Bei meinem Arbeitgeber in der Baumschule hatte ich erst einmal Urlaub genommen. Wie es hier weitergehen sollte, wusste ich nicht. Schließlich lag sie mehr als 30 Kilometer von hier entfernt. Und ich hatte ja kein Auto. Auch die Bahnverbindung war von hier aus sehr schlecht.
Was wohl meine alten Schulkameraden so machten? Ich hatte schon lange keinen Kontakt mehr. Michael, Andreas, Sven und die anderen. Hier in dem kleinen Dorf war die Zeit sogar noch etwas stehen geblieben. Es kam mir jedenfalls so vor. Ob es die alte Diskothek noch gab?
Irgendwie muss ich dann doch eingeschlafen sein. Am nächsten Morgen war es schon relativ spät, als ich zum Frühstück in die Küche ging. Meine Mutter war nicht da. Auf dem Tisch lag ein Zettel.
„Kaffee ist gemacht. Abräumen brauchst du nicht. Bin gegen Mittag wieder zurück.“
Na dann. Beim Frühstücken sah ich mich in der Küche etwas genauer um. Es sah wirklich noch genau so aus, wie ich damals ausgezogen war. Einzelne Küchenschränke in Weiß. Die Spüle extra gestellt. Der Tisch und die Stühle mit gelber Schaumstoffpolsterung und Stahlrohrgestell.
Alles etwas mehr abgegriffen, aber sauber. Es war schon fast wie eine kleine Zeitreise. Nur dass ich jetzt neun Jahre älter war. Und dass mein Vater nicht mehr lebte.

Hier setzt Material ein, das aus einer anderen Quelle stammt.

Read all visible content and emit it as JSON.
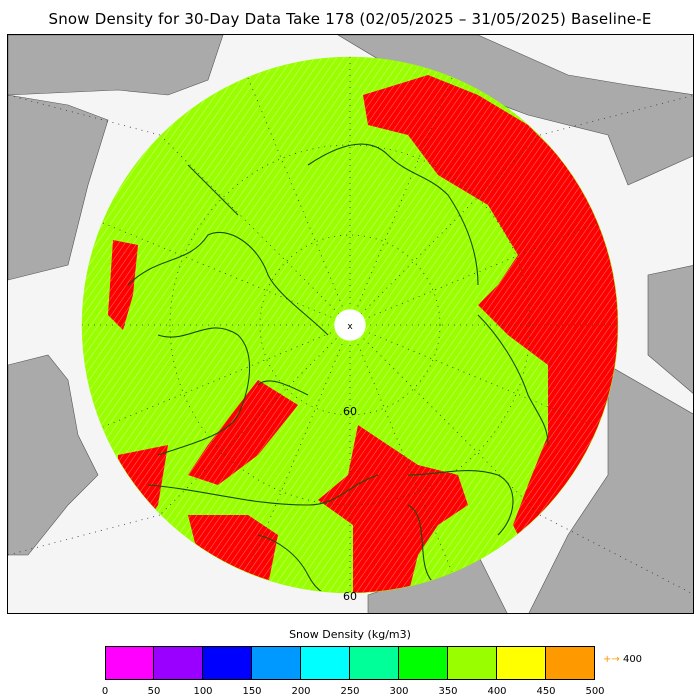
{
  "title": "Snow Density for 30-Day Data Take 178 (02/05/2025 – 31/05/2025) Baseline-E",
  "map": {
    "projection": "north-polar-stereographic",
    "land_color": "#aaaaaa",
    "ocean_color": "#f5f5f5",
    "snow_color": "#99ff00",
    "high_density_color": "#ff0000",
    "latitude_labels": [
      "60",
      "60"
    ],
    "pole_symbol": "x"
  },
  "colorbar": {
    "label": "Snow Density (kg/m3)",
    "colors": [
      "#ff00ff",
      "#9900ff",
      "#0000ff",
      "#0099ff",
      "#00ffff",
      "#00ff99",
      "#00ff00",
      "#99ff00",
      "#ffff00",
      "#ff9900"
    ],
    "ticks": [
      "0",
      "50",
      "100",
      "150",
      "200",
      "250",
      "300",
      "350",
      "400",
      "450",
      "500"
    ],
    "overflow_label": "400",
    "overflow_arrow": "+→"
  }
}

Als meine Mutter gegen Mittag zurückkam, saß ich an meinem alten Schreibtisch und sinnierte so vor mich hin. Ich hatte mir eines der vielen Taschenbücher genommen. Lesen konnte ich aber nicht richtig. Die Gedanken schweiften immer noch ab.
„Birger, komme bitte mal in die Küche. Ich hab da etwas für dich.“ Meine Mutter klang etwas aufgeregt.
„Setz dich, ich habe eine gute Nachricht!“ Ich war noch nicht ganz im Raum, da fing sie bereits an zu sprechen.
„Du glaubst es nicht, aber ich habe mit Frau Paschke gesprochen, du kennst sie doch. Sie wohnt im dritten Haus rechts, gleich wenn du in unsere Straße fährst. Also, wir treffen uns öfters beim Einkaufen. Sie arbeitet doch als Chefsekretärin bei der Estroni GmbH hier am Ort. Die wurde verkauft an einen großen Elektronik Konzern. Und dieser sucht jetzt einen Disponenten für die Vertriebsplanung. Du solltest dich unbedingt auf die Stelle bewerben. Sie wird Ihren Chef Klaus Stein entsprechen ansprechen. Was sagst du nun?“
Ich war erst einmal baff. „Wieso suchen die denn jetzt einen neuen Disponenten, der Konzern wird doch genügend andere Mitarbeiter haben.“
„Sie hat mir berichtet, dass der eine Mitarbeiter einen Nervenzusammenbruch erlitt und der andere vom Baum gefallen ist und seit einigen Wochen im Krankenhaus liegt.“
Ich musste lachen. „Lach nicht, genau das hat sie mir gesagt.“
Auch gut, dachte ich. Wenn man eine Chance bekommt, sollte man sie auch nutzen.